Cross the iconic Luís I Bridge into neighboring Gaia and you’ll be surrounded by the famous port houses where you can drink your way through a wealth of drinks. At the heart of these cellars is the Yeatman Hotel, which I think is Porto’s most enviable position, with unparalleled views over the city and the Duoro River. The monumental Relais & Châteaux hotel also features a spa and a restaurant with two Michelin stars.
Lagos
After all the exploring of the city I was ready to head to the picture postcard beaches of the Algarve. Lagos has been touted as a great starting point for exploring the region, and the city’s Ponta da Piedade peninsula is home to some of the Algarve’s most dramatic landscapes. Cliffs plunge into the ocean with unique rock structures standing free in the ocean. Hidden between the cliffs are small beaches waiting to be visited. You can also explore the landscape via kayaking, or as I chose, on the net of a catamaran as the rock formations and beaches pass by. Getyourguide offers four-hour excursions that include sightseeing, a stop for swimming and water sports – and then great Mojitos on board.

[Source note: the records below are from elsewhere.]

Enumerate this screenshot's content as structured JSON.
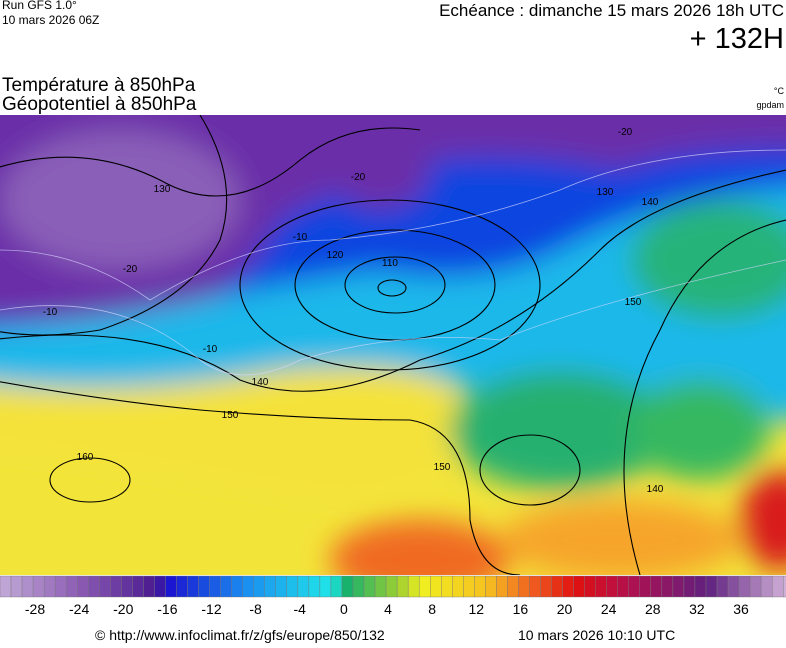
{
  "header": {
    "run": "Run GFS 1.0°",
    "run_date": "10 mars 2026 06Z",
    "echeance": "Echéance : dimanche 15 mars 2026 18h UTC",
    "lead": "+ 132H",
    "field1": "Température à 850hPa",
    "field2": "Géopotentiel à 850hPa",
    "unit1": "°C",
    "unit2": "gpdam"
  },
  "map": {
    "contour_labels": [
      "130",
      "120",
      "110",
      "140",
      "150",
      "160",
      "150",
      "140",
      "130",
      "140",
      "150",
      "-10",
      "-20",
      "-20",
      "-10",
      "-10",
      "-20"
    ]
  },
  "colorbar": {
    "ticks": [
      -28,
      -24,
      -20,
      -16,
      -12,
      -8,
      -4,
      0,
      4,
      8,
      12,
      16,
      20,
      24,
      28,
      32,
      36
    ]
  },
  "footer": {
    "url": "© http://www.infoclimat.fr/z/gfs/europe/850/132",
    "timestamp": "10 mars 2026 10:10 UTC"
  }
}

The luxurious Cascade Wellness Resort, located on the Ponta da Piedade itself, is a five-star resort that, as the name suggests, places a strong emphasis on well-being. Think of it as your retreat after exploring the beaches and hidden coves that are all a short walk away. For those who want to do a little fitness, the resort has a driving range, pitch-and-putt overlooking the Atlantic Ocean, football fields and tennis courts.